Amarjeet Kaur, his wife, said,”We differ in our opinions most of the time but this time, I fully support him. “

In Bathinda, 35 urban welfare associations participated in the bandh call.

Master Resham Singh, a government school teacher who lives in Bathinda, said, “Here everyone closed their units/shops without any banners, messages. The impact was so strong. We even joined farmers’ protest outside the mall of a corporate house at Bhucho Mandi.”

Also Read | Income and insecurity: Why farmers across economic spectrum are at border protests

Protest in Sector 17, Chandigarh (Express Photo by Kamleshwar Singh)

Barnala also had a similar impact where urban and rural people joint rallies. “Normally Barnala’s city area responds to farmers’ calls, but this time the response was extraordinary,” said Narian Dutt, social activist in Barnala.

Urban areas in Mansa, Muktsar, Ferozepur , Fazilka ,Sangrur, Moga , Patiala, Faridkot’s too saw an overwhelming response to the bandh.

Shahi Imam lends support

Shahi Imam Maulana Habib Ur Rehman Sani Ludhianavi led a march of Muslim community members from Jama Masjid till Jagraon bridge in Ludhiana. Everyone had langar together arranged by a local gurdwara. Similarly, Muslim men and women came in large numbers on roads in Bathinda as well.

Cong, SAD hold protests

Congress organised district-level dharnas in the entire state. SAD workers too organised dharnas in every city of Punjab to support farmers.

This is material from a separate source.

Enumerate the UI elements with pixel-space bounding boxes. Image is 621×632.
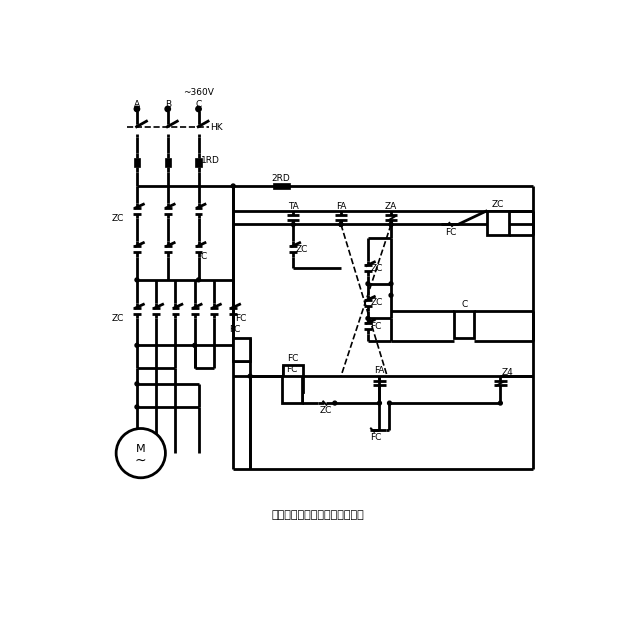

Response overwhelming: farm outfits

Sukhdev Singh Kokrikalan, general secretary of BKU (Ugrahan), said, “This time response from urban areas was more than expected. Even in Chandigarh, residents came out in support of farmers on their own. Our Prime Minister should understand that people have written it on the wall as what they want.”

Jagmohan Singh Patiala of the All India Kisan Sangrash Coordination Committee said, ‘’Urban people had participated earlier as well by organising special programmes. However, this time the voluntary bandh from them after just based on a call of farmer unions shows that we all have one voice. Majority should win and government should relent.”